There is often a lot of confusion from people using MP4Box to create MP4 files or DASH content with a specific aspect ratio. This confusion often comes from badly-chosen acronyms in the MP4/DASH standards. In this post, we clarify what MP4Box uses and does.
First, there is an acronym mess! The acronym PAR can sometimes refer to Pixel Aspect Ratio (aka Sample Aspect Ratio, SAR) or Picture Aspect Ratio (aka Display Aspect Ratio, DAR). Unfortunately SAR also refers sometimes to Storage Aspect Ratio…
Regarding the input to MP4Box, it is possible when encoding a video stream to achieve better compression by not encoding all input pixels, for example by sub-sampling in one direction (horizontal, or vertical), often the horizontal one. This is illustrated in the following figure.
A decoder will then do the opposite process and will stretch the decoded pixels on the display. In this case, one pixel in the encoded image will correspond to two pixels in the displayed image. This is what happens in anamorphic video.
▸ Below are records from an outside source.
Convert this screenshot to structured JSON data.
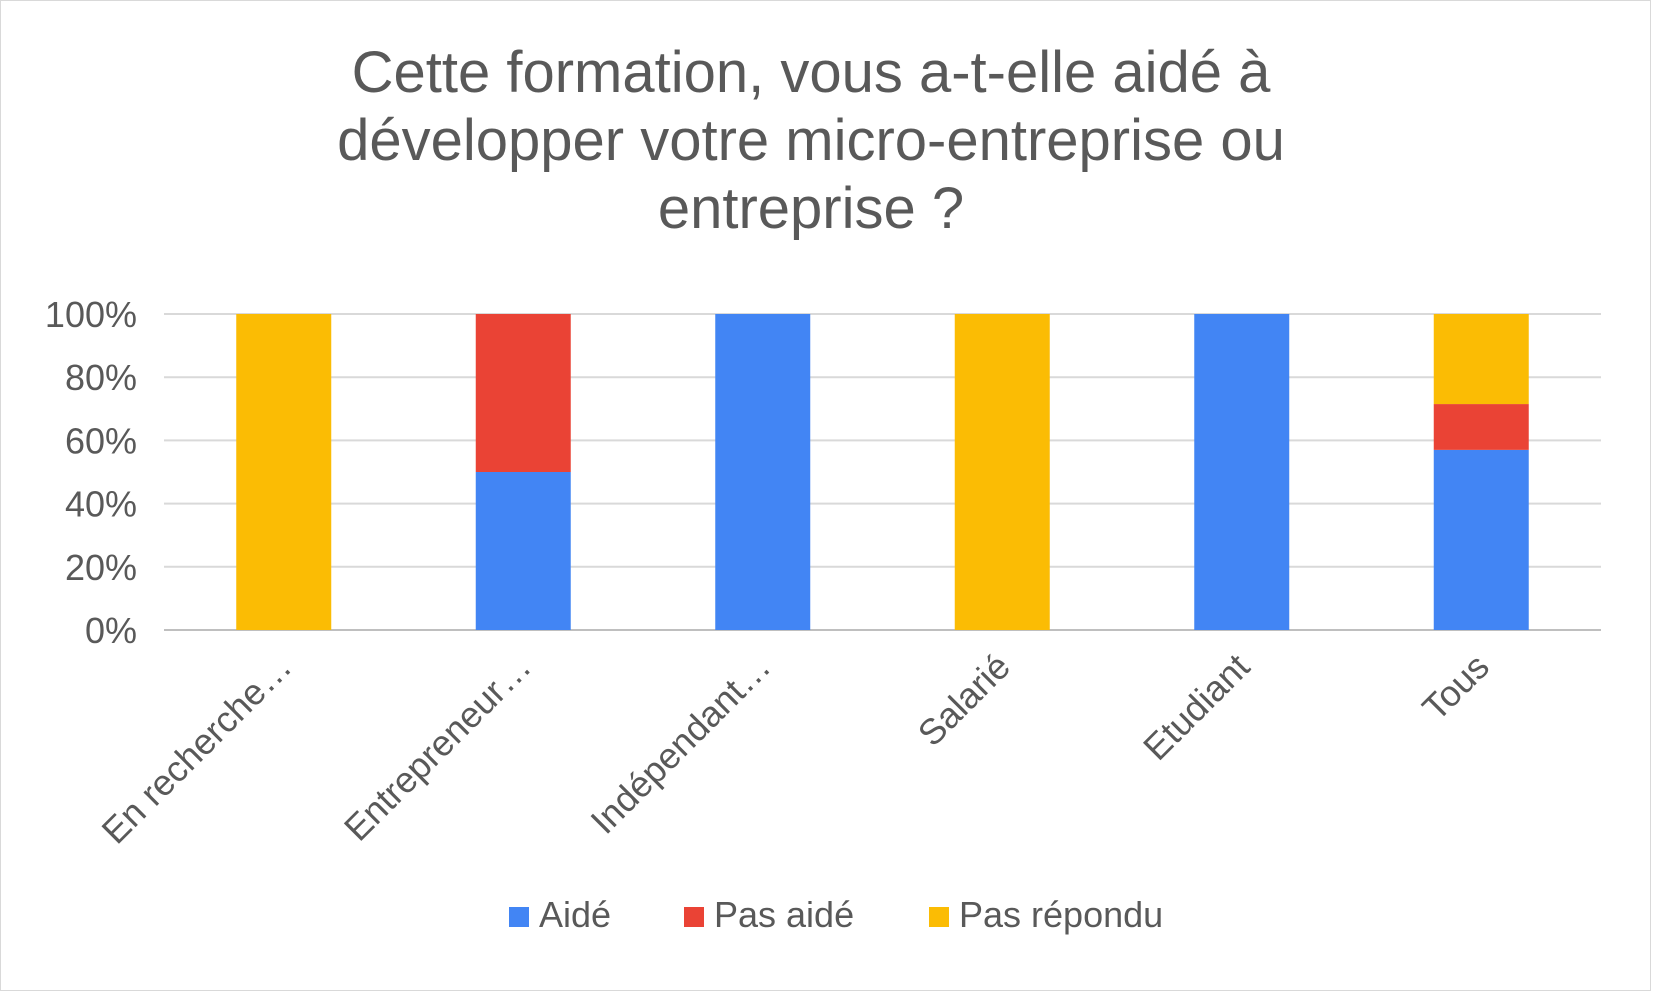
{
  "chart_data": {
    "type": "bar",
    "stacked": true,
    "title": "Cette formation, vous a-t-elle aidé à\ndévelopper votre micro-entreprise ou\nentreprise ?",
    "categories": [
      "En recherche…",
      "Entrepreneur…",
      "Indépendant…",
      "Salarié",
      "Etudiant",
      "Tous"
    ],
    "series": [
      {
        "name": "Aidé",
        "color": "#4285f4",
        "values": [
          0,
          50,
          100,
          0,
          100,
          57
        ]
      },
      {
        "name": "Pas aidé",
        "color": "#ea4335",
        "values": [
          0,
          50,
          0,
          0,
          0,
          14.5
        ]
      },
      {
        "name": "Pas répondu",
        "color": "#fbbc04",
        "values": [
          100,
          0,
          0,
          100,
          0,
          28.5
        ]
      }
    ],
    "yticks": [
      "0%",
      "20%",
      "40%",
      "60%",
      "80%",
      "100%"
    ],
    "ylim": [
      0,
      100
    ],
    "xlabel": "",
    "ylabel": "",
    "grid": true,
    "legend_position": "bottom"
  }
}
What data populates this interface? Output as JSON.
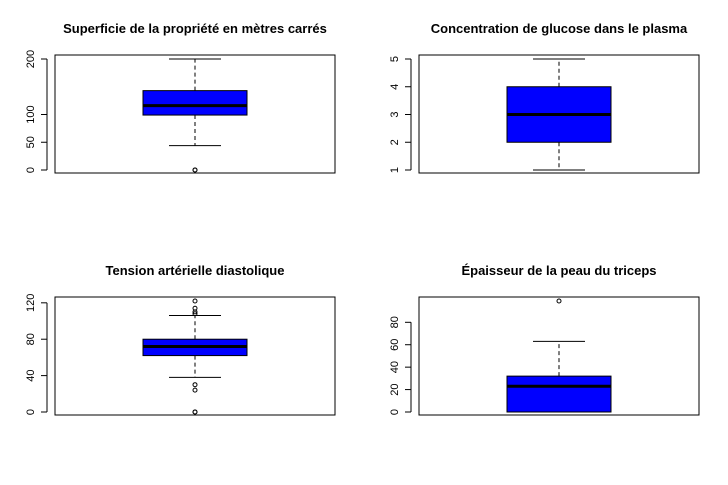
{
  "chart_data": [
    {
      "type": "boxplot",
      "title": "Superficie de la propriété en mètres carrés",
      "ylim": [
        0,
        200
      ],
      "yticks": [
        0,
        50,
        100,
        200
      ],
      "box": {
        "whisker_low": 44,
        "q1": 99,
        "median": 116,
        "q3": 143,
        "whisker_high": 200
      },
      "outliers": [
        0,
        0
      ],
      "fill_color": "#0000ff"
    },
    {
      "type": "boxplot",
      "title": "Concentration de glucose dans le plasma",
      "ylim": [
        1,
        5
      ],
      "yticks": [
        1,
        2,
        3,
        4,
        5
      ],
      "box": {
        "whisker_low": 1,
        "q1": 2,
        "median": 3,
        "q3": 4,
        "whisker_high": 5
      },
      "outliers": [],
      "fill_color": "#0000ff"
    },
    {
      "type": "boxplot",
      "title": "Tension artérielle diastolique",
      "ylim": [
        0,
        122
      ],
      "yticks": [
        0,
        40,
        80,
        120
      ],
      "box": {
        "whisker_low": 38,
        "q1": 62,
        "median": 72,
        "q3": 80,
        "whisker_high": 106
      },
      "outliers": [
        0,
        0,
        24,
        30,
        108,
        110,
        114,
        122
      ],
      "fill_color": "#0000ff"
    },
    {
      "type": "boxplot",
      "title": "Épaisseur de la peau du triceps",
      "ylim": [
        0,
        99
      ],
      "yticks": [
        0,
        20,
        40,
        60,
        80
      ],
      "box": {
        "whisker_low": 0,
        "q1": 0,
        "median": 23,
        "q3": 32,
        "whisker_high": 63
      },
      "outliers": [
        99
      ],
      "fill_color": "#0000ff"
    }
  ]
}
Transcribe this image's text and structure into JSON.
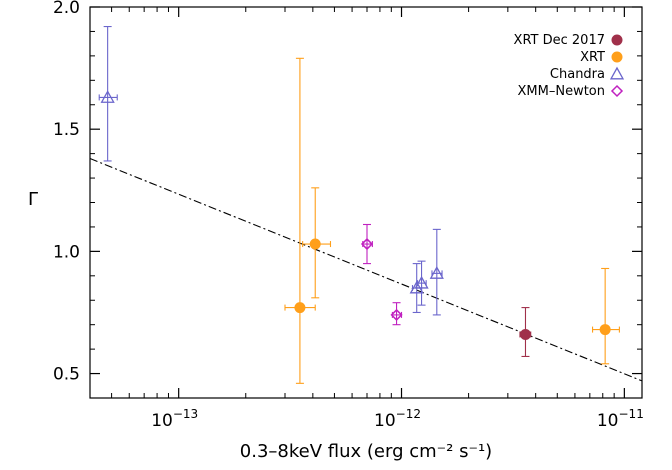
{
  "chart_data": {
    "type": "scatter",
    "x_scale": "log",
    "xlim": [
      4e-14,
      1.2e-11
    ],
    "ylim": [
      0.4,
      2.0
    ],
    "xlabel": "0.3–8keV flux (erg cm⁻² s⁻¹)",
    "ylabel": "Γ",
    "x_ticks": [
      {
        "value": 1e-13,
        "label_base": "10",
        "label_exp": "−13"
      },
      {
        "value": 1e-12,
        "label_base": "10",
        "label_exp": "−12"
      },
      {
        "value": 1e-11,
        "label_base": "10",
        "label_exp": "−11"
      }
    ],
    "y_ticks": [
      {
        "value": 0.5,
        "label": "0.5"
      },
      {
        "value": 1.0,
        "label": "1.0"
      },
      {
        "value": 1.5,
        "label": "1.5"
      },
      {
        "value": 2.0,
        "label": "2.0"
      }
    ],
    "legend_position": "top-right",
    "series": [
      {
        "name": "XRT Dec 2017",
        "marker": "filled-circle",
        "color": "#a0304a",
        "points": [
          {
            "x": 3.6e-12,
            "y": 0.66,
            "xlo": 3.4e-12,
            "xhi": 3.8e-12,
            "ylo": 0.57,
            "yhi": 0.77
          }
        ]
      },
      {
        "name": "XRT",
        "marker": "filled-circle",
        "color": "#ff9f1a",
        "points": [
          {
            "x": 3.5e-13,
            "y": 0.77,
            "xlo": 3e-13,
            "xhi": 4.1e-13,
            "ylo": 0.46,
            "yhi": 1.79
          },
          {
            "x": 4.1e-13,
            "y": 1.03,
            "xlo": 3.6e-13,
            "xhi": 4.8e-13,
            "ylo": 0.81,
            "yhi": 1.26
          },
          {
            "x": 8.2e-12,
            "y": 0.68,
            "xlo": 7.2e-12,
            "xhi": 9.5e-12,
            "ylo": 0.54,
            "yhi": 0.93
          }
        ]
      },
      {
        "name": "Chandra",
        "marker": "open-triangle",
        "color": "#6b66cc",
        "points": [
          {
            "x": 4.8e-14,
            "y": 1.63,
            "xlo": 4.4e-14,
            "xhi": 5.3e-14,
            "ylo": 1.37,
            "yhi": 1.92
          },
          {
            "x": 1.17e-12,
            "y": 0.85,
            "xlo": 1.12e-12,
            "xhi": 1.23e-12,
            "ylo": 0.75,
            "yhi": 0.95
          },
          {
            "x": 1.23e-12,
            "y": 0.87,
            "xlo": 1.18e-12,
            "xhi": 1.29e-12,
            "ylo": 0.78,
            "yhi": 0.96
          },
          {
            "x": 1.44e-12,
            "y": 0.91,
            "xlo": 1.37e-12,
            "xhi": 1.52e-12,
            "ylo": 0.74,
            "yhi": 1.09
          }
        ]
      },
      {
        "name": "XMM–Newton",
        "marker": "open-diamond",
        "color": "#c021c0",
        "points": [
          {
            "x": 7e-13,
            "y": 1.03,
            "xlo": 6.7e-13,
            "xhi": 7.4e-13,
            "ylo": 0.95,
            "yhi": 1.11
          },
          {
            "x": 9.5e-13,
            "y": 0.74,
            "xlo": 9.1e-13,
            "xhi": 1e-12,
            "ylo": 0.7,
            "yhi": 0.79
          }
        ]
      }
    ],
    "fit_line": {
      "style": "dash-dot",
      "color": "#000000",
      "points": [
        {
          "x": 4e-14,
          "y": 1.38
        },
        {
          "x": 1.2e-11,
          "y": 0.47
        }
      ]
    }
  }
}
Now, let’s take an example. Consider an input image made of 200×100 pixels, encoded with the above configuration, i.e. with sub-sampling by a factor of 2 in the horizontal direction. When encoding using H.264|AVC or HEVC will produce a bitstream with the following characteristics:
- SPS dimensions: 100×100
- VUI message with desired sample aspect ratio 2:1.
Upon importing such bitstream, MP4Box will produce an MP4 file with the following characteristics:
- stsd: width: 100 / height: 100
- pasp box: hSpacing: 2 / vSpacing: 1
- track header: width: 200/ height: 100
Note that the same effect can be obtained, without encoding the video, by passing the parameter ‘par’ upon adding the video stream to the MP4 file.
MP4Box -add file.264:par=2:1 file.mp4
When DASH-ing such file, MP4Box will produce a DASH Representation with the following characteristics:
- width = 100 / height = 100
- sar = 2:1
- par = 200:100